The Chief Executive Officer of Safaricom, Bob Collymore said the 12 million euro ($13.4 million) deal will let both purchasers make significant savings in royalties paid to Vodafone and expand the service to new African markets.
Collymore told Reuters that “we are taking ownership of M-Pesa, the brand and the intellectual property. Joint ownership between us and Vodacom and we then use that as a platform into running into other markets across the continent”.
Safaricom, the most profitable company in East Africa, pays 2 percent of its annual M-Pesa revenue to Vodafone. Revenue from M-Pesa stood at 75 billion shillings ($741 million) in Safaricom’s financial year to the end of March.
Vodacom, a South African operator which owns 35 percent of Safaricom, pays 5 percent in an intellectual property fee to Vodafone from its M-Pesa business, which is mainly in Tanzania.
According to Collymore, “more important than the significant savings is about us determining the future, the roadmap of M-Pesa because at the moment the roadmap is determined by Vodafone. Given that the bulk of the M-Pesa business is in Africa, between Tanzania and Kenya, it is right for us to be determinants”.

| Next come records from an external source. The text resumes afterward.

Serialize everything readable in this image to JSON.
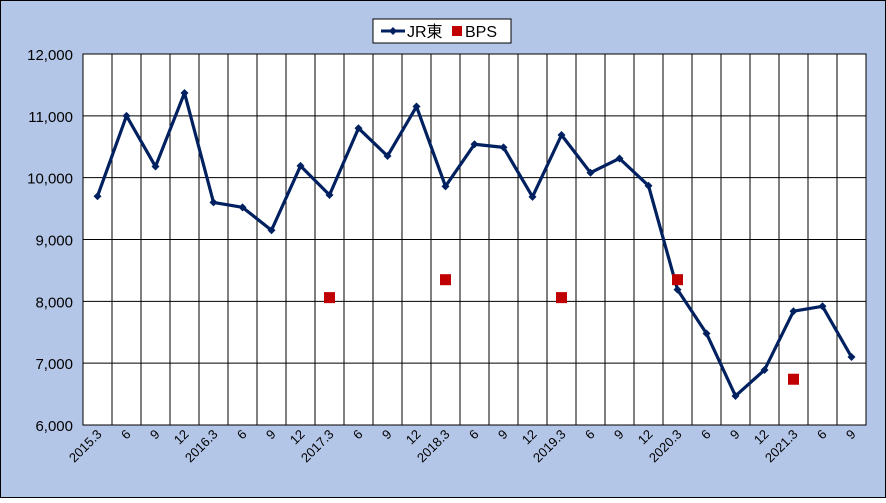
{
  "chart_data": {
    "type": "line",
    "title": "",
    "xlabel": "",
    "ylabel": "",
    "ylim": [
      6000,
      12000
    ],
    "yticks": [
      6000,
      7000,
      8000,
      9000,
      10000,
      11000,
      12000
    ],
    "ytick_labels": [
      "6,000",
      "7,000",
      "8,000",
      "9,000",
      "10,000",
      "11,000",
      "12,000"
    ],
    "categories": [
      "2015.3",
      "6",
      "9",
      "12",
      "2016.3",
      "6",
      "9",
      "12",
      "2017.3",
      "6",
      "9",
      "12",
      "2018.3",
      "6",
      "9",
      "12",
      "2019.3",
      "6",
      "9",
      "12",
      "2020.3",
      "6",
      "9",
      "12",
      "2021.3",
      "6",
      "9"
    ],
    "grid": true,
    "legend_position": "top-center",
    "colors": {
      "plot_background": "#b4c6e7",
      "line": "#002060",
      "marker_bps": "#c00000",
      "grid": "#000000"
    },
    "series": [
      {
        "name": "JR東",
        "style": "line-with-diamond-markers",
        "values": [
          9700,
          11000,
          10180,
          11370,
          9600,
          9520,
          9150,
          10190,
          9720,
          10800,
          10350,
          11150,
          9860,
          10540,
          10490,
          9690,
          10690,
          10080,
          10310,
          9870,
          8190,
          7480,
          6470,
          6890,
          7840,
          7920,
          7100
        ]
      },
      {
        "name": "BPS",
        "style": "square-markers",
        "values": [
          null,
          null,
          null,
          null,
          null,
          null,
          null,
          null,
          8060,
          null,
          null,
          null,
          8350,
          null,
          null,
          null,
          8060,
          null,
          null,
          null,
          8350,
          null,
          null,
          null,
          6740,
          null,
          null
        ]
      }
    ]
  }
}
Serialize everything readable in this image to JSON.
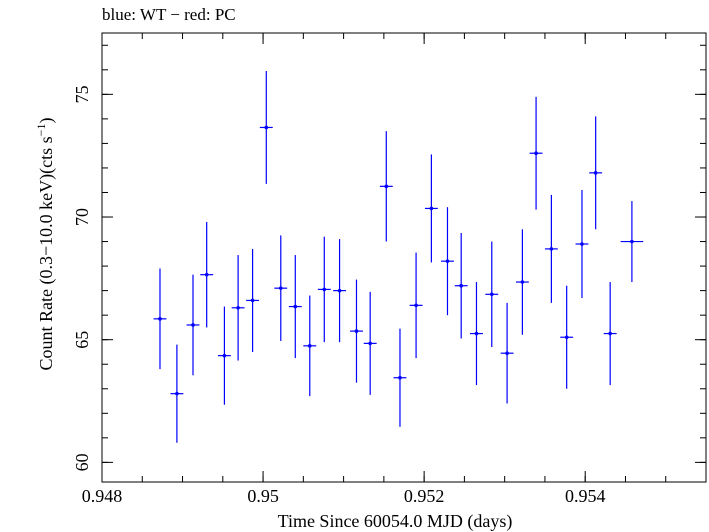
{
  "header": {
    "title": "blue: WT − red: PC"
  },
  "chart_data": {
    "type": "scatter",
    "title": "blue: WT − red: PC",
    "xlabel": "Time Since 60054.0 MJD (days)",
    "ylabel_main": "Count Rate (0.3−10.0 keV)(cts s",
    "ylabel_sup": "−1",
    "ylabel_end": ")",
    "xlim": [
      0.948,
      0.9555
    ],
    "ylim": [
      59.2,
      77.5
    ],
    "xticks": [
      {
        "value": 0.948,
        "label": "0.948"
      },
      {
        "value": 0.95,
        "label": "0.95"
      },
      {
        "value": 0.952,
        "label": "0.952"
      },
      {
        "value": 0.954,
        "label": "0.954"
      }
    ],
    "yticks": [
      {
        "value": 60,
        "label": "60"
      },
      {
        "value": 65,
        "label": "65"
      },
      {
        "value": 70,
        "label": "70"
      },
      {
        "value": 75,
        "label": "75"
      }
    ],
    "x_minor_step": 0.0005,
    "y_minor_step": 1,
    "series": [
      {
        "name": "WT",
        "color": "#0000ff",
        "points": [
          {
            "x": 0.94872,
            "y": 65.85,
            "xerr": 8e-05,
            "yerr": 2.05
          },
          {
            "x": 0.94893,
            "y": 62.8,
            "xerr": 8e-05,
            "yerr": 2.0
          },
          {
            "x": 0.94913,
            "y": 65.6,
            "xerr": 8e-05,
            "yerr": 2.05
          },
          {
            "x": 0.9493,
            "y": 67.65,
            "xerr": 8e-05,
            "yerr": 2.15
          },
          {
            "x": 0.94952,
            "y": 64.35,
            "xerr": 8e-05,
            "yerr": 2.0
          },
          {
            "x": 0.94969,
            "y": 66.3,
            "xerr": 8e-05,
            "yerr": 2.15
          },
          {
            "x": 0.94987,
            "y": 66.6,
            "xerr": 8e-05,
            "yerr": 2.1
          },
          {
            "x": 0.95004,
            "y": 73.65,
            "xerr": 8e-05,
            "yerr": 2.3
          },
          {
            "x": 0.95022,
            "y": 67.1,
            "xerr": 8e-05,
            "yerr": 2.15
          },
          {
            "x": 0.9504,
            "y": 66.35,
            "xerr": 8e-05,
            "yerr": 2.1
          },
          {
            "x": 0.95058,
            "y": 64.75,
            "xerr": 8e-05,
            "yerr": 2.05
          },
          {
            "x": 0.95076,
            "y": 67.05,
            "xerr": 8e-05,
            "yerr": 2.15
          },
          {
            "x": 0.95095,
            "y": 67.0,
            "xerr": 8e-05,
            "yerr": 2.1
          },
          {
            "x": 0.95116,
            "y": 65.35,
            "xerr": 8e-05,
            "yerr": 2.1
          },
          {
            "x": 0.95133,
            "y": 64.85,
            "xerr": 8e-05,
            "yerr": 2.1
          },
          {
            "x": 0.95153,
            "y": 71.25,
            "xerr": 8e-05,
            "yerr": 2.25
          },
          {
            "x": 0.9517,
            "y": 63.45,
            "xerr": 8e-05,
            "yerr": 2.0
          },
          {
            "x": 0.9519,
            "y": 66.4,
            "xerr": 8e-05,
            "yerr": 2.15
          },
          {
            "x": 0.95209,
            "y": 70.35,
            "xerr": 8e-05,
            "yerr": 2.2
          },
          {
            "x": 0.95229,
            "y": 68.2,
            "xerr": 8e-05,
            "yerr": 2.2
          },
          {
            "x": 0.95246,
            "y": 67.2,
            "xerr": 8e-05,
            "yerr": 2.15
          },
          {
            "x": 0.95265,
            "y": 65.25,
            "xerr": 8e-05,
            "yerr": 2.1
          },
          {
            "x": 0.95284,
            "y": 66.85,
            "xerr": 8e-05,
            "yerr": 2.15
          },
          {
            "x": 0.95303,
            "y": 64.45,
            "xerr": 8e-05,
            "yerr": 2.05
          },
          {
            "x": 0.95322,
            "y": 67.35,
            "xerr": 8e-05,
            "yerr": 2.15
          },
          {
            "x": 0.95339,
            "y": 72.6,
            "xerr": 8e-05,
            "yerr": 2.3
          },
          {
            "x": 0.95358,
            "y": 68.7,
            "xerr": 8e-05,
            "yerr": 2.2
          },
          {
            "x": 0.95377,
            "y": 65.1,
            "xerr": 8e-05,
            "yerr": 2.1
          },
          {
            "x": 0.95396,
            "y": 68.9,
            "xerr": 8e-05,
            "yerr": 2.2
          },
          {
            "x": 0.95413,
            "y": 71.8,
            "xerr": 8e-05,
            "yerr": 2.3
          },
          {
            "x": 0.95431,
            "y": 65.25,
            "xerr": 8e-05,
            "yerr": 2.1
          },
          {
            "x": 0.95458,
            "y": 69.0,
            "xerr": 0.00014,
            "yerr": 1.65
          }
        ]
      }
    ]
  }
}
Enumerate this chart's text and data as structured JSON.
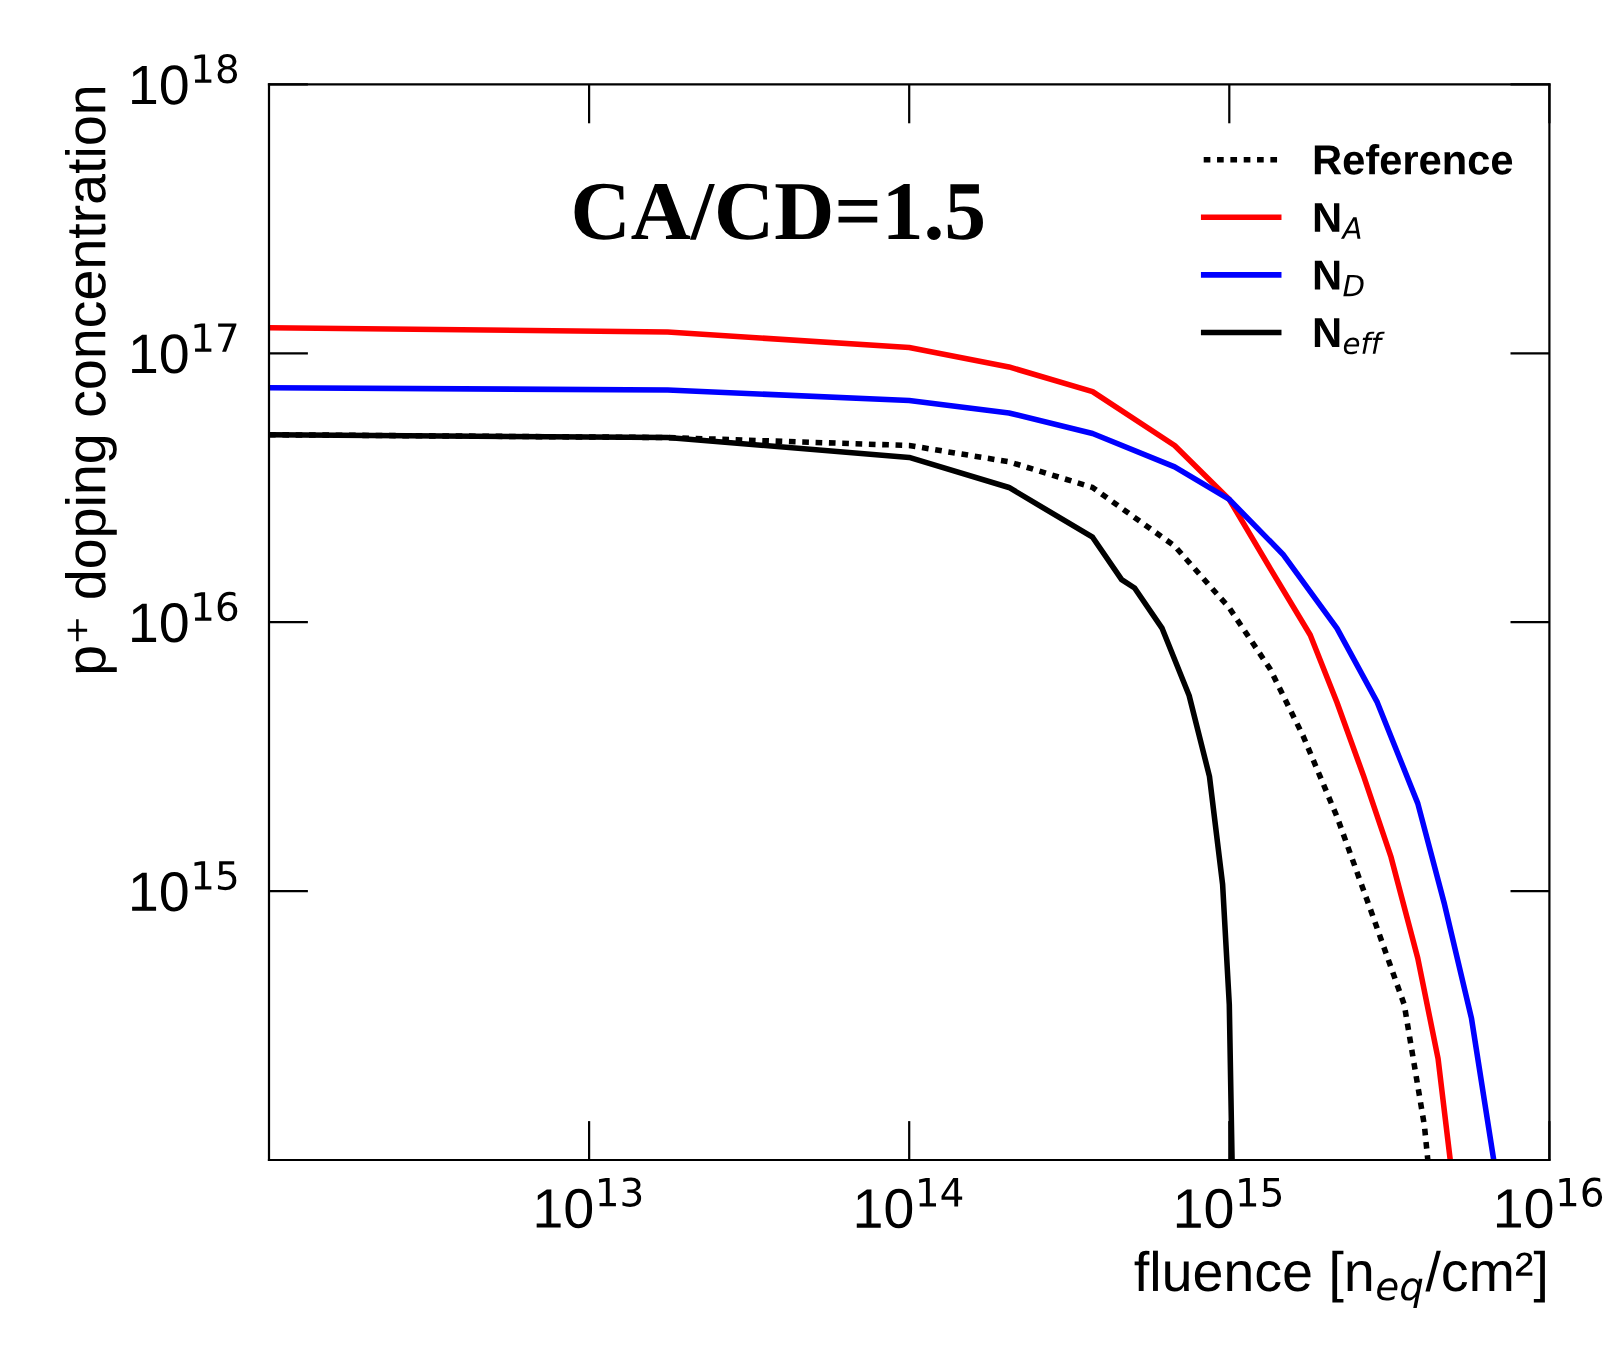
{
  "chart_data": {
    "type": "line",
    "xlabel": "fluence [n$_{eq}$/cm²]",
    "ylabel": "p⁺ doping concentration",
    "annotations": [
      "CA/CD=1.5"
    ],
    "log": "xy",
    "xlim": [
      1000000000000.0,
      1e+16
    ],
    "ylim": [
      100000000000000.0,
      1e+18
    ],
    "xticks": [
      {
        "value": 10000000000000.0,
        "label": "10$^{13}$"
      },
      {
        "value": 100000000000000.0,
        "label": "10$^{14}$"
      },
      {
        "value": 1000000000000000.0,
        "label": "10$^{15}$"
      },
      {
        "value": 1e+16,
        "label": "10$^{16}$"
      }
    ],
    "yticks": [
      {
        "value": 1000000000000000.0,
        "label": "10$^{15}$"
      },
      {
        "value": 1e+16,
        "label": "10$^{16}$"
      },
      {
        "value": 1e+17,
        "label": "10$^{17}$"
      },
      {
        "value": 1e+18,
        "label": "10$^{18}$"
      }
    ],
    "legend": "top right",
    "series": [
      {
        "name": "Reference",
        "color": "#000000",
        "line_style": "dotted",
        "x": [
          1000000000000.0,
          17600000000000.0,
          100000000000000.0,
          205000000000000.0,
          374000000000000.0,
          675000000000000.0,
          1000000000000000.0,
          1340000000000000.0,
          1700000000000000.0,
          2170000000000000.0,
          2770000000000000.0,
          3520000000000000.0,
          4070000000000000.0,
          4170000000000000.0
        ],
        "values": [
          4.98e+16,
          4.86e+16,
          4.54e+16,
          3.95e+16,
          3.17e+16,
          1.92e+16,
          1.13e+16,
          6710000000000000.0,
          3780000000000000.0,
          1890000000000000.0,
          845000000000000.0,
          378000000000000.0,
          134000000000000.0,
          100000000000000.0
        ]
      },
      {
        "name": "N$_{A}$",
        "color": "#ff0000",
        "x": [
          1000000000000.0,
          17600000000000.0,
          100000000000000.0,
          205000000000000.0,
          374000000000000.0,
          675000000000000.0,
          1000000000000000.0,
          1340000000000000.0,
          1790000000000000.0,
          2170000000000000.0,
          2630000000000000.0,
          3200000000000000.0,
          3880000000000000.0,
          4490000000000000.0,
          4900000000000000.0
        ],
        "values": [
          1.245e+17,
          1.2e+17,
          1.05e+17,
          8.9e+16,
          7.2e+16,
          4.54e+16,
          2.86e+16,
          1.59e+16,
          8960000000000000.0,
          5030000000000000.0,
          2670000000000000.0,
          1340000000000000.0,
          563000000000000.0,
          238000000000000.0,
          100000000000000.0
        ]
      },
      {
        "name": "N$_{D}$",
        "color": "#0000ff",
        "x": [
          1000000000000.0,
          17600000000000.0,
          100000000000000.0,
          205000000000000.0,
          374000000000000.0,
          675000000000000.0,
          1000000000000000.0,
          1470000000000000.0,
          2170000000000000.0,
          2900000000000000.0,
          3880000000000000.0,
          4700000000000000.0,
          5710000000000000.0,
          6700000000000000.0
        ],
        "values": [
          7.45e+16,
          7.3e+16,
          6.68e+16,
          6e+16,
          5.03e+16,
          3.78e+16,
          2.86e+16,
          1.79e+16,
          9480000000000000.0,
          5030000000000000.0,
          2120000000000000.0,
          895000000000000.0,
          336000000000000.0,
          100000000000000.0
        ]
      },
      {
        "name": "N$_{eff}$",
        "color": "#000000",
        "x": [
          1000000000000.0,
          17600000000000.0,
          100000000000000.0,
          205000000000000.0,
          374000000000000.0,
          461000000000000.0,
          506000000000000.0,
          617000000000000.0,
          749000000000000.0,
          867000000000000.0,
          953000000000000.0,
          1000000000000000.0,
          1020000000000000.0
        ],
        "values": [
          4.98e+16,
          4.86e+16,
          4.1e+16,
          3.17e+16,
          2.07e+16,
          1.44e+16,
          1.34e+16,
          9480000000000000.0,
          5340000000000000.0,
          2670000000000000.0,
          1060000000000000.0,
          378000000000000.0,
          100000000000000.0
        ]
      }
    ]
  }
}
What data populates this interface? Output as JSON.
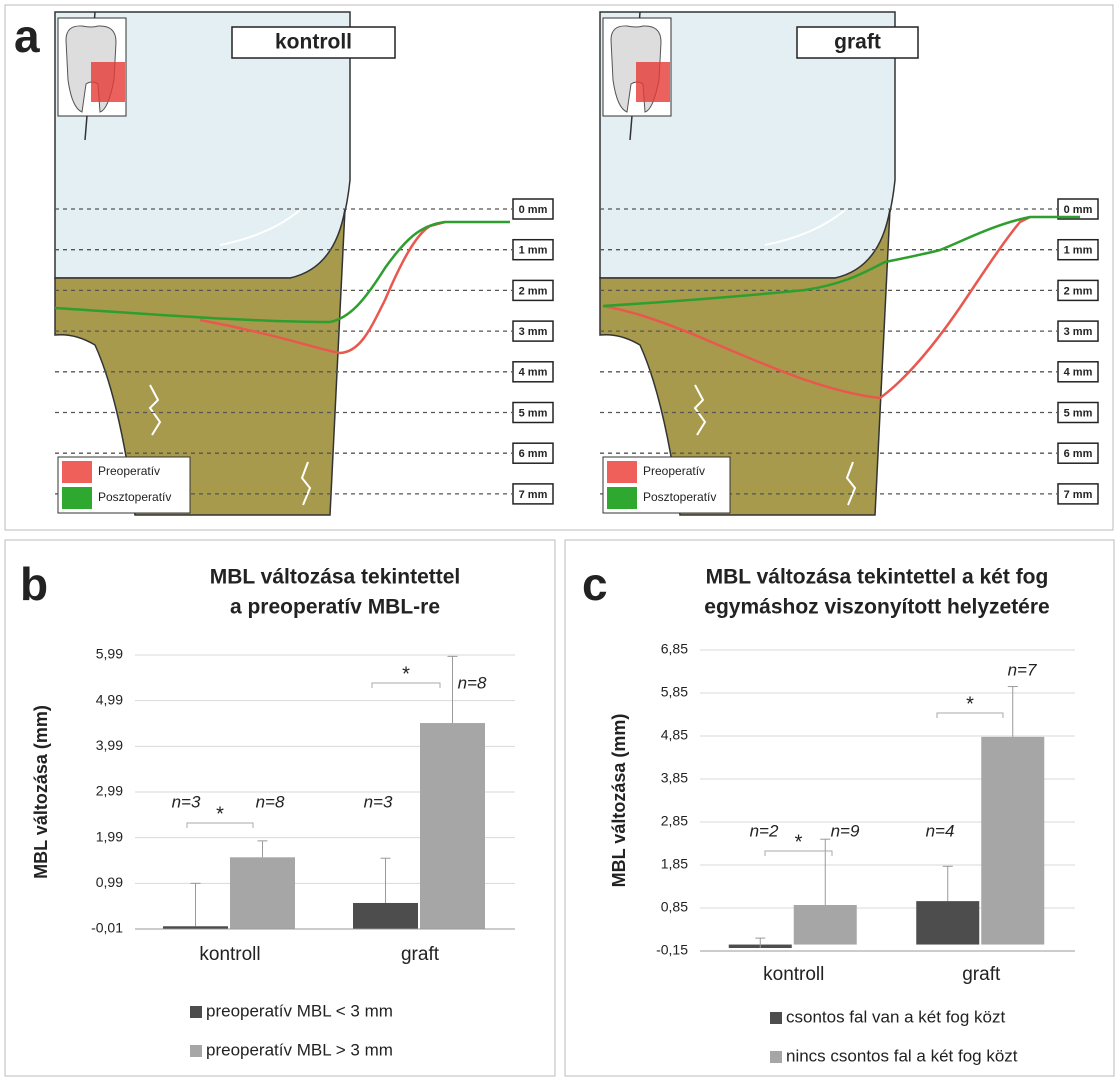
{
  "panel_a": {
    "label": "a",
    "diagrams": [
      {
        "title": "kontroll"
      },
      {
        "title": "graft"
      }
    ],
    "depth_labels": [
      "0 mm",
      "1 mm",
      "2 mm",
      "3 mm",
      "4 mm",
      "5 mm",
      "6 mm",
      "7 mm"
    ],
    "legend": [
      "Preoperatív",
      "Posztoperatív"
    ]
  },
  "chart_data": [
    {
      "type": "bar",
      "label": "b",
      "title": [
        "MBL változása tekintettel",
        "a preoperatív MBL-re"
      ],
      "y_label": "MBL változása (mm)",
      "categories": [
        "kontroll",
        "graft"
      ],
      "ylim": [
        -0.01,
        5.99
      ],
      "yticks": [
        {
          "value": -0.01,
          "label": "-0,01"
        },
        {
          "value": 0.99,
          "label": "0,99"
        },
        {
          "value": 1.99,
          "label": "1,99"
        },
        {
          "value": 2.99,
          "label": "2,99"
        },
        {
          "value": 3.99,
          "label": "3,99"
        },
        {
          "value": 4.99,
          "label": "4,99"
        },
        {
          "value": 5.99,
          "label": "5,99"
        }
      ],
      "grid": true,
      "series": [
        {
          "name": "preoperatív MBL < 3 mm",
          "color": "#4d4d4d",
          "values": [
            0.05,
            0.56
          ],
          "errors": [
            0.94,
            0.98
          ],
          "n_labels": [
            "n=3",
            "n=3"
          ]
        },
        {
          "name": "preoperatív MBL > 3 mm",
          "color": "#a6a6a6",
          "values": [
            1.56,
            4.5
          ],
          "errors": [
            0.36,
            1.46
          ],
          "n_labels": [
            "n=8",
            "n=8"
          ]
        }
      ],
      "significance": [
        "*",
        "*"
      ]
    },
    {
      "type": "bar",
      "label": "c",
      "title": [
        "MBL változása tekintettel a két fog",
        "egymáshoz viszonyított helyzetére"
      ],
      "y_label": "MBL változása (mm)",
      "categories": [
        "kontroll",
        "graft"
      ],
      "ylim": [
        -0.15,
        6.85
      ],
      "yticks": [
        {
          "value": -0.15,
          "label": "-0,15"
        },
        {
          "value": 0.85,
          "label": "0,85"
        },
        {
          "value": 1.85,
          "label": "1,85"
        },
        {
          "value": 2.85,
          "label": "2,85"
        },
        {
          "value": 3.85,
          "label": "3,85"
        },
        {
          "value": 4.85,
          "label": "4,85"
        },
        {
          "value": 5.85,
          "label": "5,85"
        },
        {
          "value": 6.85,
          "label": "6,85"
        }
      ],
      "grid": true,
      "series": [
        {
          "name": "csontos fal van a két fog közt",
          "color": "#4d4d4d",
          "values": [
            -0.08,
            1.01
          ],
          "errors": [
            0.23,
            0.81
          ],
          "n_labels": [
            "n=2",
            "n=4"
          ]
        },
        {
          "name": "nincs csontos fal a két fog közt",
          "color": "#a6a6a6",
          "values": [
            0.92,
            4.83
          ],
          "errors": [
            1.53,
            1.17
          ],
          "n_labels": [
            "n=9",
            "n=7"
          ]
        }
      ],
      "significance": [
        "*",
        "*"
      ]
    }
  ]
}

Collymore revealed that the acquisition of the intellectual property rights by the new joint venture will allow the partners to more easily develop local products, pointing to Fuliza, an M-Pesa overdraft facility launched in Kenya in January.
Earlier this month, Fuliza which is operated jointly with two local banks, has garnered 8.8 million users who have borrowed a combined 45 billion shillings.
Apart from developing new products based on the M-Pesa platform, Safaricom and Vodacom also want to launch into other African markets.
Collymore noted that Safaricom’s plan to form a joint venture with Vodacom and acquire the intellectual property rights to M-Pesa still requires regulatory and shareholder approvals in South Africa. It also requires regulatory approval in Kenya.
He said “we are putting everything in place just subject to getting the right approvals”, while adding that the joint venture should be set up and the deal with Vodafone will completed this year.